Remarkably, many tadpoles survive this ordeal. "Often the tadpole is
released
and is able to swim away to live for another day," says Sessions. "If it
survives it
metamorphoses into a toad with missing or deformed hind limbs, depending on
the developmental stage of the tadpole."
If tadpoles are attacked when they are very young, they can often regenerate
their leg completely, but this ability diminishes, as they grow older. The
researchers
confirmed this by surgically removing the hind limbs of some tadpoles and
watching them grow. These tadpoles developed in an identical way to
those whose limbs had been removed by dragonflies, confirming that losing a
limb at a certain stage of a tadpole's development can lead to missing or
deformed limbs in adulthood. Adult amphibians with one hind limb appear able
to live for quite a long time, Sessions says, explaining why so many
deformed frogs and toads are discovered.
Why do the dragonflies like to eat the hind legs only? As toad tadpoles
mature, they
develop poison glands in their skin much earlier than those in their hind
legs, which could make the hind legs a far more palatable meal. The front
legs of tadpoles also
develop within the gill chamber, where they are protected.

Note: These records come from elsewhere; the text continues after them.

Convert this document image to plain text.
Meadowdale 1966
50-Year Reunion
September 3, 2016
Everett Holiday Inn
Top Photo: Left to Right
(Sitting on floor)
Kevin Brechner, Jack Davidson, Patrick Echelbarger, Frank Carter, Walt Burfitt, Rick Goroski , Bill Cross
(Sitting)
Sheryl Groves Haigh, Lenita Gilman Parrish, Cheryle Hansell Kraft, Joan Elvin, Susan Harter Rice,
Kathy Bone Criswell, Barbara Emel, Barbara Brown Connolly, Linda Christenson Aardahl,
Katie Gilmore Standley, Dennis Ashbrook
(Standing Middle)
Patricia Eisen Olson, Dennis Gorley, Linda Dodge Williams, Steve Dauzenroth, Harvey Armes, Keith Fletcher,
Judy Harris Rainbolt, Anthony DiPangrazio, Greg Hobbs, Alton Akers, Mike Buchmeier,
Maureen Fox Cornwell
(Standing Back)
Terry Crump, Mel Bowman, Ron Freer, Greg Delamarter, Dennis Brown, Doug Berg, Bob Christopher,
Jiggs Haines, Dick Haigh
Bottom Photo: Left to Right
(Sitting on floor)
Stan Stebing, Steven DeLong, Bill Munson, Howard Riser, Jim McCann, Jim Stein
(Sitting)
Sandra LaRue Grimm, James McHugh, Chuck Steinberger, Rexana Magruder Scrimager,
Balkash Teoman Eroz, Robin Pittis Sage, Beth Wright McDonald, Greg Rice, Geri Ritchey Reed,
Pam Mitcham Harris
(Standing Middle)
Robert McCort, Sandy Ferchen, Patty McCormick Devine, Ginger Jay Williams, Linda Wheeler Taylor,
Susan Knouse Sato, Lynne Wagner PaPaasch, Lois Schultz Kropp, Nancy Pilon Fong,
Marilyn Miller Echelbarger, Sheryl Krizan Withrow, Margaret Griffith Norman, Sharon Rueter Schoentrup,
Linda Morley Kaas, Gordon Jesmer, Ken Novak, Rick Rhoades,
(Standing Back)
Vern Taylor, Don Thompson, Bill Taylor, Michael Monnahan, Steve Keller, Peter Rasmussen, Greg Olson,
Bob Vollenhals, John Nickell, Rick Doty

Sessions is careful to say that he doesn't completely rule out chemicals as
the cause of some missing limbs. But 'selective predation' by dragonfly
nymphs is now by far the leading explanation, he says. "Are parasites
sufficient to cause extra limbs?"
he asks. "Yes. Is selective predation by dragonfly nymphs sufficient
to cause loss or
reduction of limbs. Yes. Are chemical pollutants necessary to
understand either of these phenomena? No."